Todo esto que acabo de sintetizar no se explica ni directa ni indirectamente en la película: es necesario haber leído la novela o deducirlo mediante las imágenes (ya que los diálogos no ayudan en absoluto). Y aquí radica el tercer prejuicio: obliga al espectador a estar atento y a recomponer la historia en ausencia total de claves explícitas y de momentos definitorios. Para hacerse una idea de lo que esto implica veamos un ejemplo en el extremo opuesto: el cine de los grandes estudios de Hollywood. Este tipo de cine trata de evitar a toda costa cualquier trabajo al espectador. Es más, considera que hacerlo conscientemente es contrario a los objetivos del auténtico cine de entretenimiento. Esta idea viene de lejos: el cine clásico que le precedió, a pesar de que resultaba bastante obvio, dejaba bastante margen al espectador para que anticipara el argumento; sin embargo, desde que cambió el siglo, los guiones se han simplificado en extremo, estereotipando los personajes y las situaciones debido a un pánico irracional a que el público (al que se le presume muy poco nivel) se pierda. El resultado es un cine en el que tanta acumulación de obviedades resulta cargante, redundante y previsible.

Los vivientes proporcionan a Tarkovski una excusa ideal para jugar con algunos recursos de la narración cinematográfica: el filme se plantea desde la racionalidad científica, por lo que los personajes --y el espectador también-- asumen que no se trata de alucinaciones ni de una excusa para, más adelante, introducir elementos fantásticos imposibles de encajar con lo visto. Aquí no se esperan chorradas pseudotranscendentes del estilo Horizonte final (1997) o Prometheus (2012), por lo que los vivientes deben tener un origen plausible.

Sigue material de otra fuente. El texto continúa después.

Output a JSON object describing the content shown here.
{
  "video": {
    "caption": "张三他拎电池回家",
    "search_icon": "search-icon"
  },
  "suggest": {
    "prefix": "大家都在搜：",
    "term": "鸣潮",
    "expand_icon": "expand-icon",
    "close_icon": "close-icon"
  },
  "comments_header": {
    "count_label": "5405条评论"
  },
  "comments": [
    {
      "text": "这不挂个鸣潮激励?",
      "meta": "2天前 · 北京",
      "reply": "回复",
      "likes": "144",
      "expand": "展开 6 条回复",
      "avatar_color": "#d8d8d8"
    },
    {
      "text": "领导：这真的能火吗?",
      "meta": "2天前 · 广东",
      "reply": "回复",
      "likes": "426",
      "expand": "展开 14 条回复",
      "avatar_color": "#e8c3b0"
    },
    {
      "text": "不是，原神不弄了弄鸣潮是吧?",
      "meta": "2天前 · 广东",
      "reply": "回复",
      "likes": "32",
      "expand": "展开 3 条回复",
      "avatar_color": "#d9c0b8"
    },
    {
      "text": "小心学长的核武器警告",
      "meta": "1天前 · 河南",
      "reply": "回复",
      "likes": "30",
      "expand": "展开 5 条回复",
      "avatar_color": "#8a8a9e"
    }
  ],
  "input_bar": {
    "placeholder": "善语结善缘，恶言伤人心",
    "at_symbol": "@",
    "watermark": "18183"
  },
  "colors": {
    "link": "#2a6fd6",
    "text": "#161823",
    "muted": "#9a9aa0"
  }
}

El uso más original es cuando Kris decide desacerse de Hari en el cohete de emergencia: para mostrar su naturaleza no-humana y no-lógica quiebra uno de los ejes fundamentales de la narración cinematográfica (la causalidad): si Hari, a la que hemos visto embarcar, aparece al día siguiente como si nada es que algo muy extraño sucede. Al transgredir esta norma casi universal, el espectador experimenta la misma sensación de extrañamiento que Kris.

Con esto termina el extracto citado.